Irrompe con grande fervore il giornalista Saverio Lodato, già relatore quella sera di vent'anni fà, durante la quale si avvertì in un clima di "vigilia" la sensazione che Paolo Borsellino stesse pronunciando un'orazione funebre. Non usa mezzi termini, Saverio Lodato, per denunciare l'atteggiamento di contrasto delle istituzioni nei confronti delle Procure che hanno riaperto le indagini sulle stragi del '92, a differenza di una società civile sempre più attenta e che chiede a gran voce che sia fatta luce sui mandanti esterni. "Le istituzioni dovrebbero andare un pò a scuola dalla società civile" dichiara con tono irriverente e condiviso da gran parte dei presenti. Dura la critica anche a giuristi di rilievo come Giovanni Fiandaca e Giovanni Pellegrino che hanno contestato l'inesitenza del reato di "trattativa" stato-mafia, ma anche all'ex Ministro degli Interni Nicola Mancino che continua a negare il ricordo del programmato incontro con Paolo Borsellino. "Se ai pentiti sono concessi 180 giorni per parlare, perchè allo Stato sono stati concessi 16 anni per ricordare"? Così conclude il giornalista Lodato tra applausi di approvazione.
Coerente all'intervento di quest'ultimo è anche quello del giornalista Salvatore Cusumano che si chiede che Stato è uno Stato che riesce a fare il minimo indispensabile per proteggere i suoi uomini.

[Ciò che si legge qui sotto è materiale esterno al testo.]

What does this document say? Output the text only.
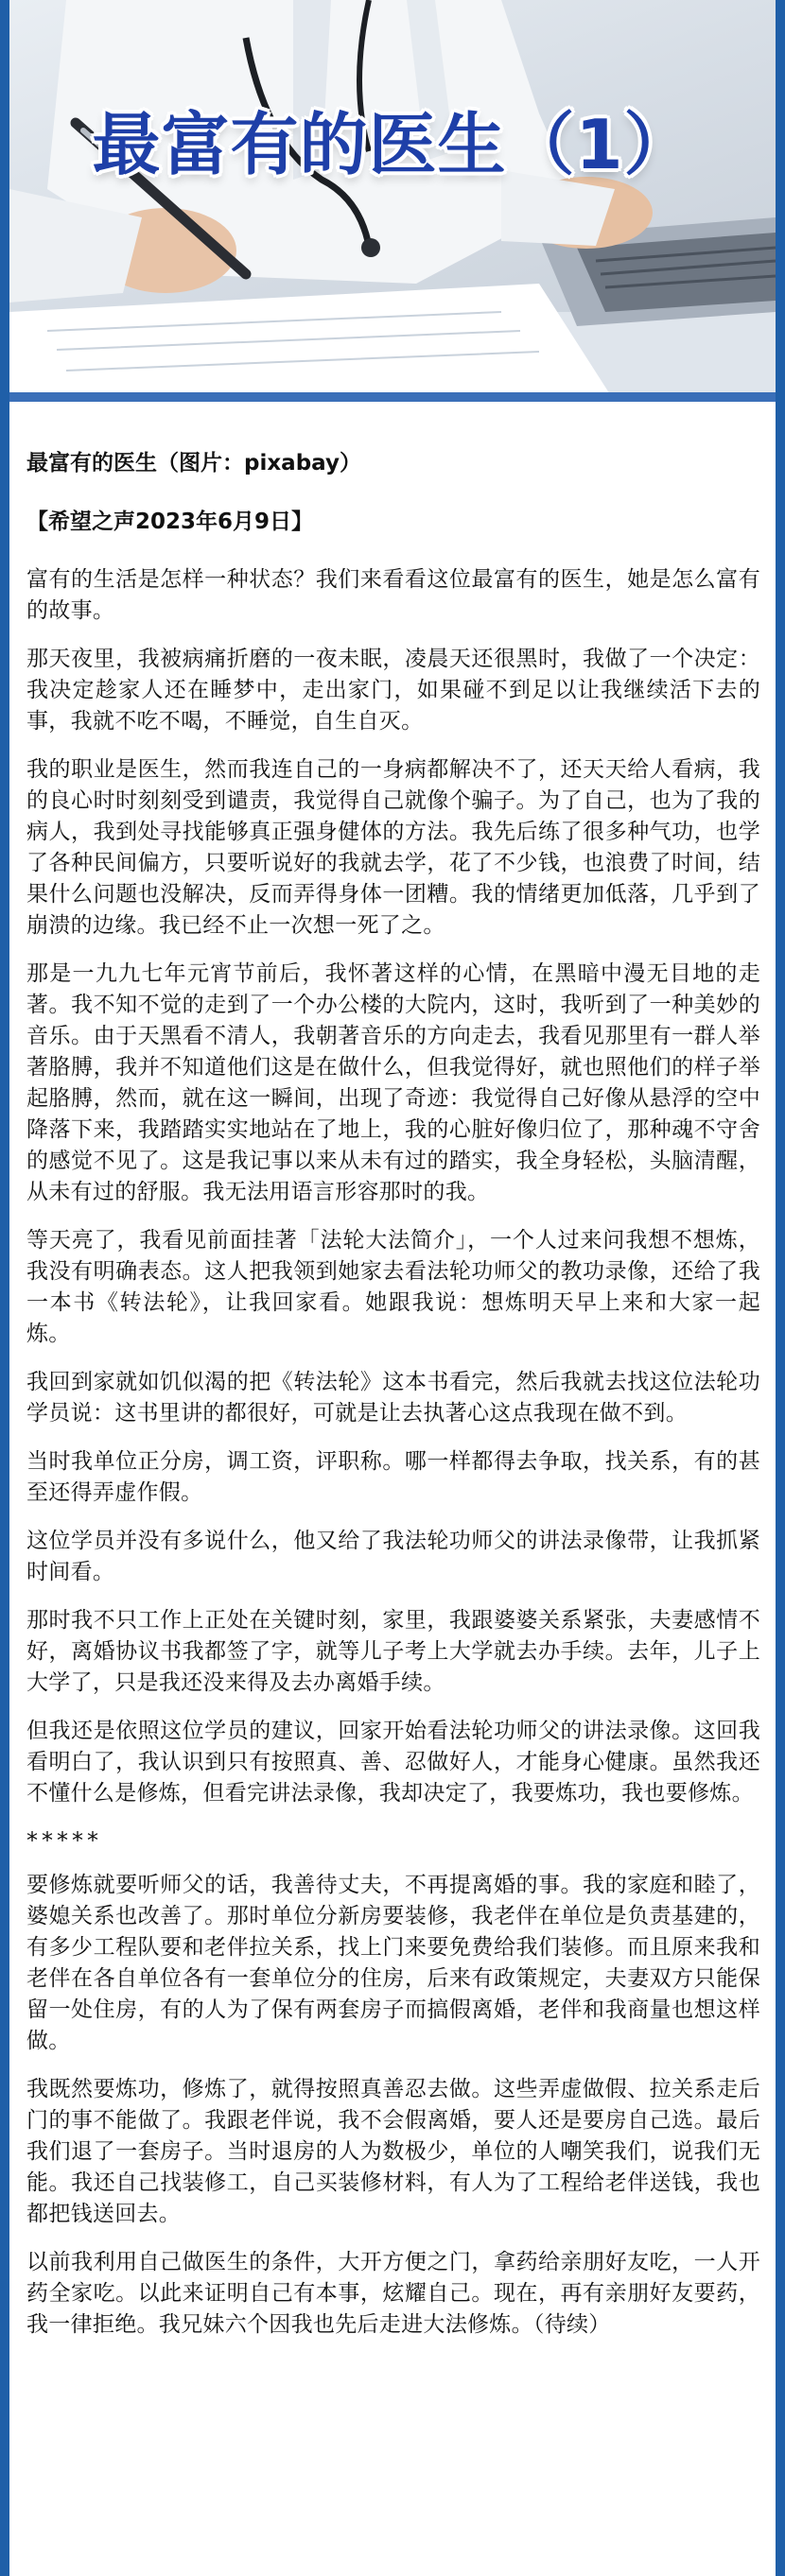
最富有的医生（1）

最富有的医生（图片：pixabay）

【希望之声2023年6月9日】

富有的生活是怎样一种状态？我们来看看这位最富有的医生，她是怎么富有的故事。

那天夜里，我被病痛折磨的一夜未眠，凌晨天还很黑时，我做了一个决定：我决定趁家人还在睡梦中，走出家门，如果碰不到足以让我继续活下去的事，我就不吃不喝，不睡觉，自生自灭。

我的职业是医生，然而我连自己的一身病都解决不了，还天天给人看病，我的良心时时刻刻受到谴责，我觉得自己就像个骗子。为了自己，也为了我的病人，我到处寻找能够真正强身健体的方法。我先后练了很多种气功，也学了各种民间偏方，只要听说好的我就去学，花了不少钱，也浪费了时间，结果什么问题也没解决，反而弄得身体一团糟。我的情绪更加低落，几乎到了崩溃的边缘。我已经不止一次想一死了之。

那是一九九七年元宵节前后，我怀著这样的心情，在黑暗中漫无目地的走著。我不知不觉的走到了一个办公楼的大院内，这时，我听到了一种美妙的音乐。由于天黑看不清人，我朝著音乐的方向走去，我看见那里有一群人举著胳膊，我并不知道他们这是在做什么，但我觉得好，就也照他们的样子举起胳膊，然而，就在这一瞬间，出现了奇迹：我觉得自己好像从悬浮的空中降落下来，我踏踏实实地站在了地上，我的心脏好像归位了，那种魂不守舍的感觉不见了。这是我记事以来从未有过的踏实，我全身轻松，头脑清醒，从未有过的舒服。我无法用语言形容那时的我。

等天亮了，我看见前面挂著「法轮大法简介」，一个人过来问我想不想炼，我没有明确表态。这人把我领到她家去看法轮功师父的教功录像，还给了我一本书《转法轮》，让我回家看。她跟我说：想炼明天早上来和大家一起炼。

我回到家就如饥似渴的把《转法轮》这本书看完，然后我就去找这位法轮功学员说：这书里讲的都很好，可就是让去执著心这点我现在做不到。

当时我单位正分房，调工资，评职称。哪一样都得去争取，找关系，有的甚至还得弄虚作假。

这位学员并没有多说什么，他又给了我法轮功师父的讲法录像带，让我抓紧时间看。

那时我不只工作上正处在关键时刻，家里，我跟婆婆关系紧张，夫妻感情不好，离婚协议书我都签了字，就等儿子考上大学就去办手续。去年，儿子上大学了，只是我还没来得及去办离婚手续。

但我还是依照这位学员的建议，回家开始看法轮功师父的讲法录像。这回我看明白了，我认识到只有按照真、善、忍做好人，才能身心健康。虽然我还不懂什么是修炼，但看完讲法录像，我却决定了，我要炼功，我也要修炼。

*****

要修炼就要听师父的话，我善待丈夫，不再提离婚的事。我的家庭和睦了，婆媳关系也改善了。那时单位分新房要装修，我老伴在单位是负责基建的，有多少工程队要和老伴拉关系，找上门来要免费给我们装修。而且原来我和老伴在各自单位各有一套单位分的住房，后来有政策规定，夫妻双方只能保留一处住房，有的人为了保有两套房子而搞假离婚，老伴和我商量也想这样做。

我既然要炼功，修炼了，就得按照真善忍去做。这些弄虚做假、拉关系走后门的事不能做了。我跟老伴说，我不会假离婚，要人还是要房自己选。最后我们退了一套房子。当时退房的人为数极少，单位的人嘲笑我们，说我们无能。我还自己找装修工，自己买装修材料，有人为了工程给老伴送钱，我也都把钱送回去。

以前我利用自己做医生的条件，大开方便之门，拿药给亲朋好友吃，一人开药全家吃。以此来证明自己有本事，炫耀自己。现在，再有亲朋好友要药，我一律拒绝。我兄妹六个因我也先后走进大法修炼。（待续）
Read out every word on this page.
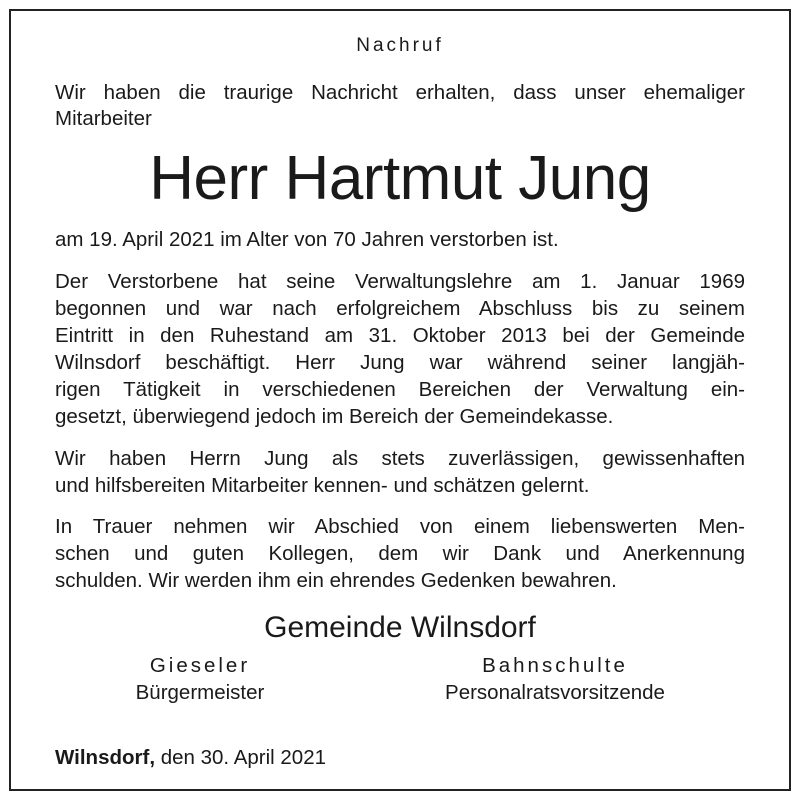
Nachruf
Wir haben die traurige Nachricht erhalten, dass unser ehemaliger
Mitarbeiter
Herr Hartmut Jung
am 19. April 2021 im Alter von 70 Jahren verstorben ist.
Der Verstorbene hat seine Verwaltungslehre am 1. Januar 1969
begonnen und war nach erfolgreichem Abschluss bis zu seinem
Eintritt in den Ruhestand am 31. Oktober 2013 bei der Gemeinde
Wilnsdorf beschäftigt. Herr Jung war während seiner langjäh-
rigen Tätigkeit in verschiedenen Bereichen der Verwaltung ein-
gesetzt, überwiegend jedoch im Bereich der Gemeindekasse.
Wir haben Herrn Jung als stets zuverlässigen, gewissenhaften
und hilfsbereiten Mitarbeiter kennen- und schätzen gelernt.
In Trauer nehmen wir Abschied von einem liebenswerten Men-
schen und guten Kollegen, dem wir Dank und Anerkennung
schulden. Wir werden ihm ein ehrendes Gedenken bewahren.
Gemeinde Wilnsdorf
Gieseler
Bürgermeister
Bahnschulte
Personalratsvorsitzende
Wilnsdorf, den 30. April 2021
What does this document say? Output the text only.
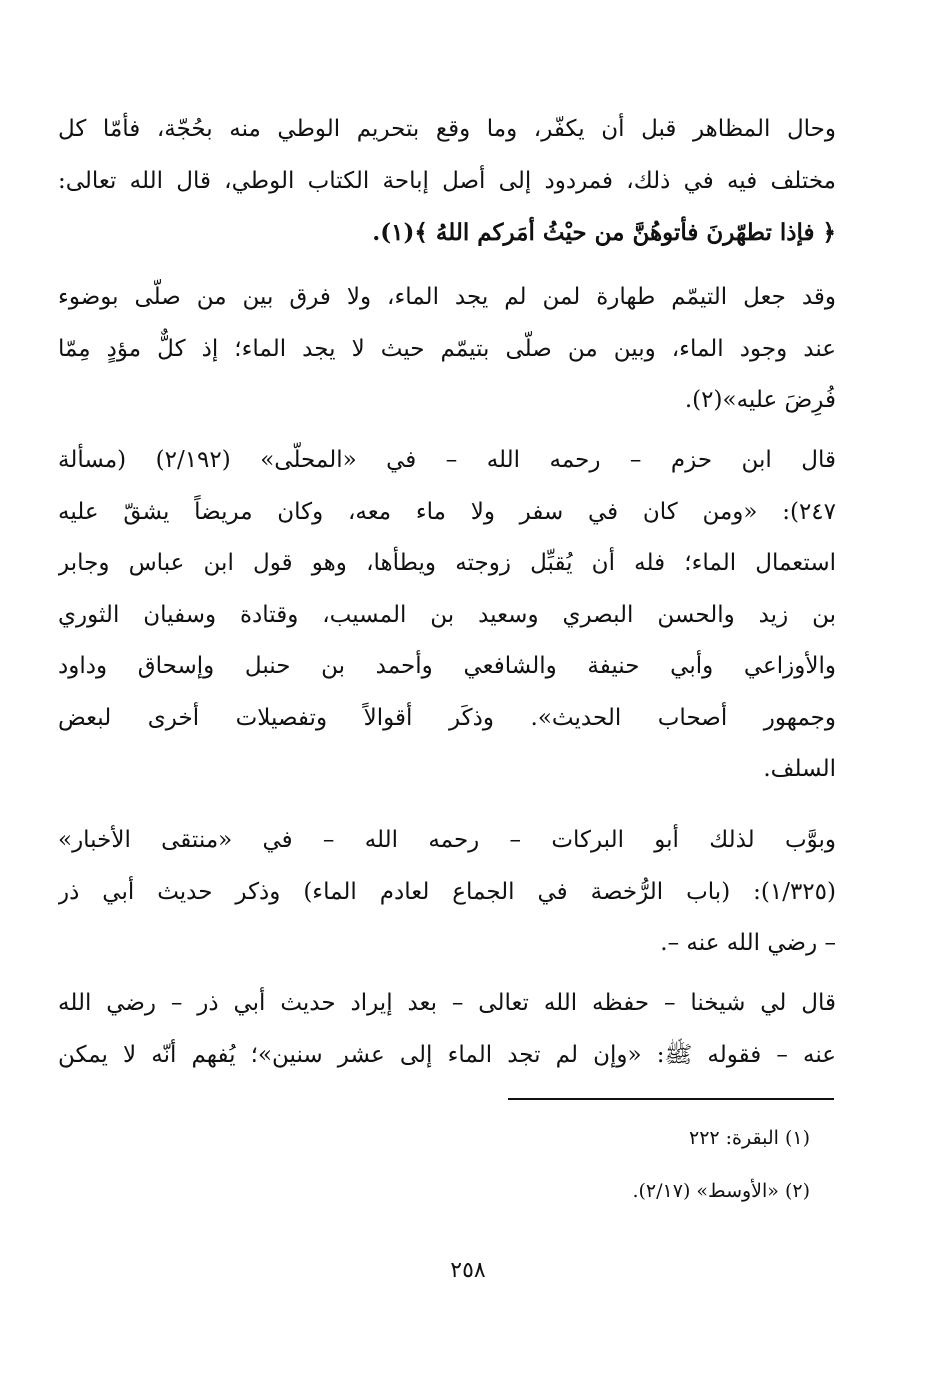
وحال المظاهر قبل أن يكفّر، وما وقع بتحريم الوطي منه بحُجّة، فأمّا كل
مختلف فيه في ذلك، فمردود إلى أصل إباحة الكتاب الوطي، قال الله تعالى:
﴿ فإذا تطهّرنَ فأتوهُنَّ من حيْثُ أمَركم اللهُ ﴾(١).
وقد جعل التيمّم طهارة لمن لم يجد الماء، ولا فرق بين من صلّى بوضوء
عند وجود الماء، وبين من صلّى بتيمّم حيث لا يجد الماء؛ إذ كلٌّ مؤدٍ مِمّا
فُرِضَ عليه»(٢).
قال ابن حزم – رحمه الله – في «المحلّى» (٢/١٩٢) (مسألة
٢٤٧): «ومن كان في سفر ولا ماء معه، وكان مريضاً يشقّ عليه
استعمال الماء؛ فله أن يُقبِّل زوجته ويطأها، وهو قول ابن عباس وجابر
بن زيد والحسن البصري وسعيد بن المسيب، وقتادة وسفيان الثوري
والأوزاعي وأبي حنيفة والشافعي وأحمد بن حنبل وإسحاق وداود
وجمهور أصحاب الحديث». وذكَر أقوالاً وتفصيلات أخرى لبعض
السلف.
وبوَّب لذلك أبو البركات – رحمه الله – في «منتقى الأخبار»
(١/٣٢٥): (باب الرُّخصة في الجماع لعادم الماء) وذكر حديث أبي ذر
– رضي الله عنه –.
قال لي شيخنا – حفظه الله تعالى – بعد إيراد حديث أبي ذر – رضي الله
عنه – فقوله ﷺ: «وإن لم تجد الماء إلى عشر سنين»؛ يُفهم أنّه لا يمكن
(١) البقرة: ٢٢٢
(٢) «الأوسط» (٢/١٧).
٢٥٨
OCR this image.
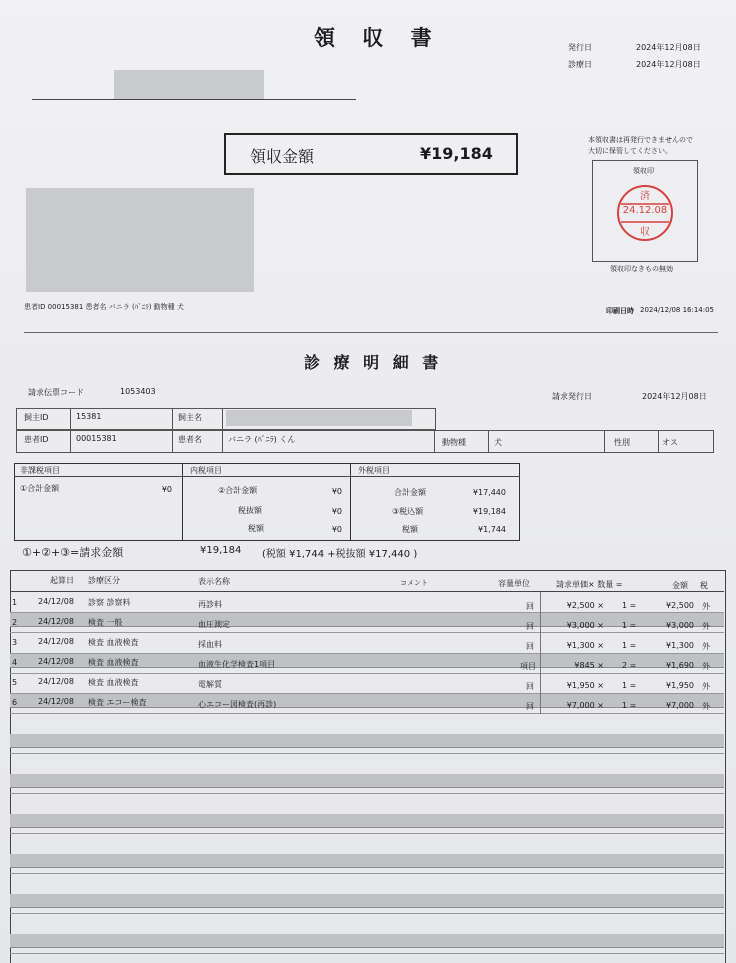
領 収 書	発行日	2024年12月08日
診療日	2024年12月08日
領収金額	¥19,184
本領収書は再発行できませんので
大切に保管してください。
領収印
済
24.12.08
収
領収印なきもの無効
患者ID 00015381 患者名 バニラ (ﾊﾞﾆﾗ) 動物種 犬	印刷日時 2024/12/08 16:14:05
診 療 明 細 書
請求伝票コード	1053403
請求発行日	2024年12月08日
飼主ID	15381	飼主名
患者ID	00015381	患者名	バニラ (ﾊﾞﾆﾗ) くん	動物種	犬	性別	オス
非課税項目
①合計金額	¥0
内税項目
②合計金額	¥0
税抜額	¥0
税額	¥0
外税項目
合計金額	¥17,440
③税込額	¥19,184
税額	¥1,744
①+②+③=請求金額	¥19,184 (税額 ¥1,744 +税抜額 ¥17,440 )
起算日 診療区分	表示名称	コメント	容量単位	請求単価× 数量 =	金額 税
1	24/12/08 診察 診察料	再診料	回	¥2,500 × 1 =	¥2,500 外
2	24/12/08 検査 一般	血圧測定	回	¥3,000 × 1 =	¥3,000 外
3	24/12/08 検査 血液検査	採血料	回	¥1,300 × 1 =	¥1,300 外
4	24/12/08 検査 血液検査	血液生化学検査1項目	項目	¥845 × 2 =	¥1,690 外
5	24/12/08 検査 血液検査	電解質	回	¥1,950 × 1 =	¥1,950 外
6	24/12/08 検査 エコー検査	心エコー図検査(再診)	回	¥7,000 × 1 =	¥7,000 外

Conclude con rassegnazione: " lo Stato non processa se stesso... e su questo purtroppo non è cambiato nulla in questi vent'anni ". La consapevolezza che lo Stato non ha protetto adeguatamente i suoi Servitori, è ribadita anche dal procuratore aggiunto Agueci, il quale peraltro non manca di riconoscere gli errori commessi anche dalla magistratura.
A dimostrazione delle parole di Giovanni Falcone " per sconfiggere la mafia c'è bisogno di un esercito di insegnanti ", interviene il dirigente scolastico del Liceo Croce, Annamaria Catalano, la quale preme sottolineare che fare antimafia a scuola significa insegnare, formare, far imparare a ragionare con la propria testa e rivolgendo lo sguardo a Lucia Borsellino, dice: " riappropriamoci delle nostre radici: la Sicilia non è solo stragi di mafia, la Sicilia è Paolo Borsellino ".